Приветливость эта, однако, вовсе не помешала дядюшке Павлу, возлагавшему, как он сам выражался, «больше надежд на грозное слово, чем на блазнящее злато», сурово заверить смотрительницу, что он задаст ей хорошего феферу, если она вдруг надумает оповестить достойнейшего господина попечителя, коротко знакомого с Малахом, или кого бы то ни было о происхождении младенца.

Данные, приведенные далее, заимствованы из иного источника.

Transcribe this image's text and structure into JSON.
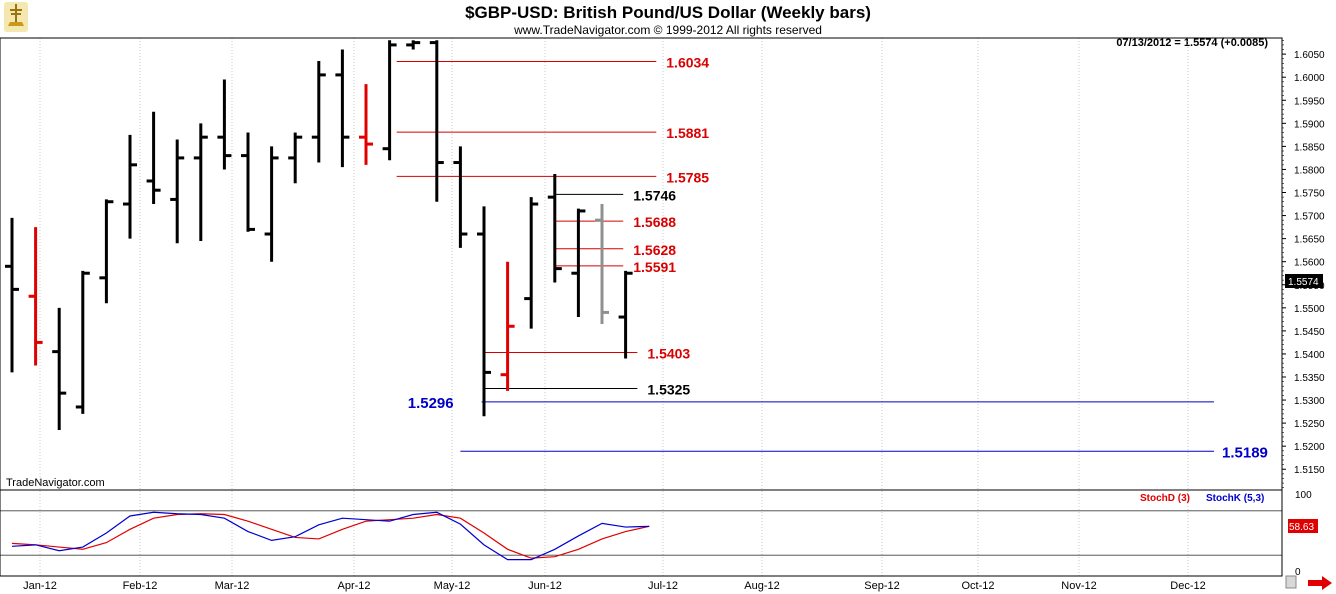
{
  "header": {
    "title": "$GBP-USD:  British Pound/US Dollar  (Weekly bars)",
    "copyright": "www.TradeNavigator.com © 1999-2012 All rights reserved",
    "last_quote": "07/13/2012 = 1.5574 (+0.0085)",
    "watermark": "TradeNavigator.com"
  },
  "colors": {
    "up_bar": "#000000",
    "down_bar": "#e00000",
    "pending_bar": "#909090",
    "level_red": "#d80000",
    "level_black": "#000000",
    "level_blue": "#0000c8",
    "stoch_d": "#e00000",
    "stoch_k": "#0000d0",
    "grid": "#c8c8c8"
  },
  "chart_data": [
    {
      "type": "ohlc",
      "title": "$GBP-USD:  British Pound/US Dollar  (Weekly bars)",
      "ylim": [
        1.5105,
        1.6085
      ],
      "y_ticks": [
        "1.6050",
        "1.6000",
        "1.5950",
        "1.5900",
        "1.5850",
        "1.5800",
        "1.5750",
        "1.5700",
        "1.5650",
        "1.5600",
        "1.5550",
        "1.5500",
        "1.5450",
        "1.5400",
        "1.5350",
        "1.5300",
        "1.5250",
        "1.5200",
        "1.5150"
      ],
      "x_labels": [
        "Jan-12",
        "Feb-12",
        "Mar-12",
        "Apr-12",
        "May-12",
        "Jun-12",
        "Jul-12",
        "Aug-12",
        "Sep-12",
        "Oct-12",
        "Nov-12",
        "Dec-12"
      ],
      "last_price_label": "1.5574",
      "bars": [
        {
          "o": 1.559,
          "h": 1.5695,
          "l": 1.536,
          "c": 1.554,
          "color": "black"
        },
        {
          "o": 1.5525,
          "h": 1.5675,
          "l": 1.5375,
          "c": 1.5425,
          "color": "red"
        },
        {
          "o": 1.5405,
          "h": 1.55,
          "l": 1.5235,
          "c": 1.5315,
          "color": "black"
        },
        {
          "o": 1.5285,
          "h": 1.558,
          "l": 1.527,
          "c": 1.5575,
          "color": "black"
        },
        {
          "o": 1.5565,
          "h": 1.5735,
          "l": 1.551,
          "c": 1.573,
          "color": "black"
        },
        {
          "o": 1.5725,
          "h": 1.5875,
          "l": 1.565,
          "c": 1.581,
          "color": "black"
        },
        {
          "o": 1.5775,
          "h": 1.5925,
          "l": 1.5725,
          "c": 1.5755,
          "color": "black"
        },
        {
          "o": 1.5735,
          "h": 1.5865,
          "l": 1.564,
          "c": 1.5825,
          "color": "black"
        },
        {
          "o": 1.5825,
          "h": 1.59,
          "l": 1.5645,
          "c": 1.587,
          "color": "black"
        },
        {
          "o": 1.587,
          "h": 1.5995,
          "l": 1.58,
          "c": 1.583,
          "color": "black"
        },
        {
          "o": 1.583,
          "h": 1.588,
          "l": 1.5665,
          "c": 1.567,
          "color": "black"
        },
        {
          "o": 1.566,
          "h": 1.585,
          "l": 1.56,
          "c": 1.5825,
          "color": "black"
        },
        {
          "o": 1.5825,
          "h": 1.588,
          "l": 1.577,
          "c": 1.587,
          "color": "black"
        },
        {
          "o": 1.587,
          "h": 1.6035,
          "l": 1.5815,
          "c": 1.6005,
          "color": "black"
        },
        {
          "o": 1.6005,
          "h": 1.606,
          "l": 1.5805,
          "c": 1.587,
          "color": "black"
        },
        {
          "o": 1.587,
          "h": 1.5985,
          "l": 1.581,
          "c": 1.5855,
          "color": "red"
        },
        {
          "o": 1.5845,
          "h": 1.608,
          "l": 1.582,
          "c": 1.607,
          "color": "black"
        },
        {
          "o": 1.607,
          "h": 1.608,
          "l": 1.606,
          "c": 1.6075,
          "color": "black"
        },
        {
          "o": 1.6075,
          "h": 1.608,
          "l": 1.573,
          "c": 1.5815,
          "color": "black"
        },
        {
          "o": 1.5815,
          "h": 1.585,
          "l": 1.563,
          "c": 1.566,
          "color": "black"
        },
        {
          "o": 1.566,
          "h": 1.572,
          "l": 1.5265,
          "c": 1.536,
          "color": "black"
        },
        {
          "o": 1.5355,
          "h": 1.56,
          "l": 1.532,
          "c": 1.546,
          "color": "red"
        },
        {
          "o": 1.552,
          "h": 1.574,
          "l": 1.5455,
          "c": 1.5725,
          "color": "black"
        },
        {
          "o": 1.574,
          "h": 1.579,
          "l": 1.5555,
          "c": 1.5585,
          "color": "black"
        },
        {
          "o": 1.5575,
          "h": 1.5715,
          "l": 1.548,
          "c": 1.571,
          "color": "black"
        },
        {
          "o": 1.569,
          "h": 1.5725,
          "l": 1.5465,
          "c": 1.549,
          "color": "gray"
        },
        {
          "o": 1.548,
          "h": 1.558,
          "l": 1.539,
          "c": 1.5575,
          "color": "black"
        }
      ],
      "levels": [
        {
          "value": 1.6034,
          "label": "1.6034",
          "color": "red",
          "from_bar": 16.3,
          "to_bar": 27.3,
          "label_side": "right"
        },
        {
          "value": 1.5881,
          "label": "1.5881",
          "color": "red",
          "from_bar": 16.3,
          "to_bar": 27.3,
          "label_side": "right"
        },
        {
          "value": 1.5785,
          "label": "1.5785",
          "color": "red",
          "from_bar": 16.3,
          "to_bar": 27.3,
          "label_side": "right"
        },
        {
          "value": 1.5746,
          "label": "1.5746",
          "color": "black",
          "from_bar": 23.0,
          "to_bar": 25.9,
          "label_side": "right"
        },
        {
          "value": 1.5688,
          "label": "1.5688",
          "color": "red",
          "from_bar": 23.0,
          "to_bar": 25.9,
          "label_side": "right"
        },
        {
          "value": 1.5628,
          "label": "1.5628",
          "color": "red",
          "from_bar": 23.0,
          "to_bar": 25.9,
          "label_side": "right"
        },
        {
          "value": 1.5591,
          "label": "1.5591",
          "color": "red",
          "from_bar": 23.0,
          "to_bar": 25.9,
          "label_side": "right"
        },
        {
          "value": 1.5403,
          "label": "1.5403",
          "color": "red",
          "from_bar": 20.0,
          "to_bar": 26.5,
          "label_side": "right"
        },
        {
          "value": 1.5325,
          "label": "1.5325",
          "color": "black",
          "from_bar": 20.0,
          "to_bar": 26.5,
          "label_side": "right"
        },
        {
          "value": 1.5296,
          "label": "1.5296",
          "color": "blue",
          "from_bar": 19.9,
          "to_bar": 47.0,
          "label_side": "left"
        },
        {
          "value": 1.5189,
          "label": "1.5189",
          "color": "blue",
          "from_bar": 19.0,
          "to_bar": 47.0,
          "label_side": "right"
        }
      ]
    },
    {
      "type": "line",
      "title": "",
      "ylim": [
        0,
        100
      ],
      "y_ticks": [
        "100",
        "0"
      ],
      "reference_lines": [
        80,
        20
      ],
      "legend_d": "StochD (3)",
      "legend_k": "StochK (5,3)",
      "last_value_label": "58.63",
      "series": [
        {
          "name": "StochD (3)",
          "color": "red",
          "values": [
            36,
            34,
            31,
            28,
            37,
            55,
            70,
            75,
            76,
            75,
            66,
            55,
            44,
            42,
            55,
            66,
            68,
            70,
            75,
            70,
            50,
            28,
            16,
            18,
            28,
            42,
            52,
            59
          ]
        },
        {
          "name": "StochK (5,3)",
          "color": "blue",
          "values": [
            32,
            34,
            26,
            31,
            50,
            73,
            78,
            76,
            75,
            70,
            52,
            40,
            45,
            61,
            70,
            68,
            66,
            75,
            78,
            62,
            34,
            14,
            14,
            28,
            46,
            63,
            58,
            59
          ]
        }
      ]
    }
  ]
}
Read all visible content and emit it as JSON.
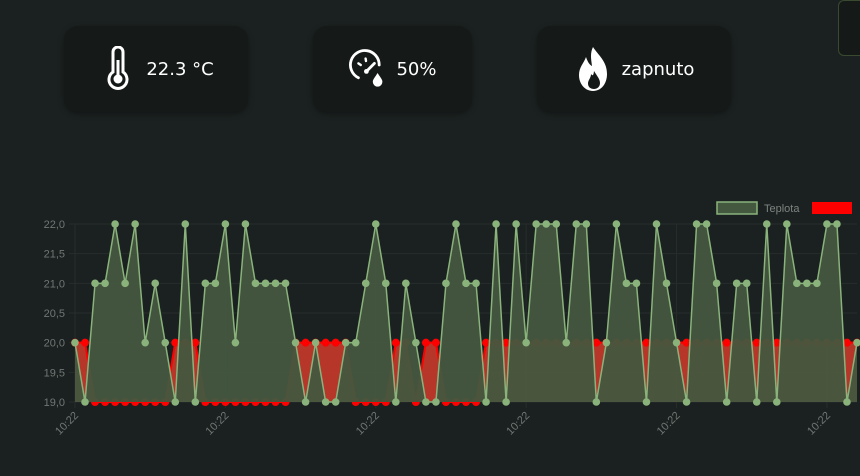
{
  "cards": {
    "temperature": {
      "value": "22.3 °C",
      "icon": "thermometer-icon"
    },
    "humidity": {
      "value": "50%",
      "icon": "gauge-droplet-icon"
    },
    "heating": {
      "value": "zapnuto",
      "icon": "flame-icon"
    }
  },
  "colors": {
    "background": "#1b2120",
    "card": "#151a19",
    "temperature_line": "#8ab37c",
    "temperature_fill": "#44573f",
    "heating_fill": "#ff0000",
    "heating_area": "#c8392b"
  },
  "chart_data": {
    "type": "area",
    "legend": [
      {
        "name": "Teplota",
        "color": "#8ab37c"
      },
      {
        "name": "",
        "color": "#ff0000"
      }
    ],
    "legend_position": "top-right",
    "ylim": [
      19.0,
      22.0
    ],
    "yticks": [
      "22,0",
      "21,5",
      "21,0",
      "20,5",
      "20,0",
      "19,5",
      "19,0"
    ],
    "ytick_values": [
      22.0,
      21.5,
      21.0,
      20.5,
      20.0,
      19.5,
      19.0
    ],
    "xtick_labels": [
      "10:22",
      "10:22",
      "10:22",
      "10:22",
      "10:22",
      "10:22"
    ],
    "xtick_indices": [
      0,
      15,
      30,
      45,
      60,
      75
    ],
    "grid": true,
    "series": [
      {
        "name": "Teplota",
        "values": [
          20,
          19,
          21,
          21,
          22,
          21,
          22,
          20,
          21,
          20,
          19,
          22,
          19,
          21,
          21,
          22,
          20,
          22,
          21,
          21,
          21,
          21,
          20,
          19,
          20,
          19,
          19,
          20,
          20,
          21,
          22,
          21,
          19,
          21,
          20,
          19,
          19,
          21,
          22,
          21,
          21,
          19,
          22,
          19,
          22,
          20,
          22,
          22,
          22,
          20,
          22,
          22,
          19,
          20,
          22,
          21,
          21,
          19,
          22,
          21,
          20,
          19,
          22,
          22,
          21,
          19,
          21,
          21,
          19,
          22,
          19,
          22,
          21,
          21,
          21,
          22,
          22,
          19,
          20
        ]
      },
      {
        "name": "",
        "values": [
          20,
          20,
          19,
          19,
          19,
          19,
          19,
          19,
          19,
          19,
          20,
          20,
          20,
          19,
          19,
          19,
          19,
          19,
          19,
          19,
          19,
          19,
          20,
          20,
          20,
          20,
          20,
          20,
          19,
          19,
          19,
          19,
          20,
          20,
          19,
          20,
          20,
          19,
          19,
          19,
          19,
          20,
          20,
          20,
          20,
          20,
          20,
          20,
          20,
          20,
          20,
          20,
          20,
          20,
          20,
          20,
          20,
          20,
          20,
          20,
          20,
          20,
          20,
          20,
          20,
          20,
          20,
          20,
          20,
          20,
          20,
          20,
          20,
          20,
          20,
          20,
          20,
          20,
          20
        ]
      }
    ]
  }
}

На этом все трое картинно откланялись несколько раздосадованной сообщнице, втайне настроенной еще почаевничать с обворожительными усачами, все трое поцеловали новоявленного сироту, поочередно наклонившись над распахнутым сундучком («От Иуды, сынок, страшно пахло бензином!»), и, более не задерживаясь – был уже близок рассвет, – уехали прочь – умчались, озаряя карбидными фарами пустынные улицы города, на приснопамятном «Дуксе».
Так, согласно легенде («Семеном Малаховичем же и придуманной!» – поклялась как-то раз перед Аннушкой, осенив себя трижды крестным знамением, Фелиция Карповна), сын Антипатроса очутился в сиротском приюте… В ту же ночь и обрушилась в доме Малаха сплошная стена, за которой скрывалась неизвестная зала, а на дощатых воротах приюта проступили сами собою слова:
Всякий сир и убог в этом мире.
Часть IV
ЗОЛОТАЯ СОСНА
По прошествии некоторого времени, поздним вечером, как раз тем вечером, когда Аннушка в порыве мятежной обиды на безжалостную судьбу, разлучившую ее сначала с возлюбленным, а потом и с младенцем Се мушкой, выкрала револьвер у дядюшки Павла, чтобы выстрелить острой пулей в свое маленькое сердце, переполненное печалью, случилось еще одно чудо – в окно Малахова дома постучала тихонько чья-то опасливая рука. Это было одно из многочисленных окон обширного кабинета дядюшки Павла – четырнадцатое окно, если считать от глухой, густо увешанной саблями, пиками и протазанами, восточной стены, возле которой крепко спал на кушетке в сапогах и мундире дядюшка Павел.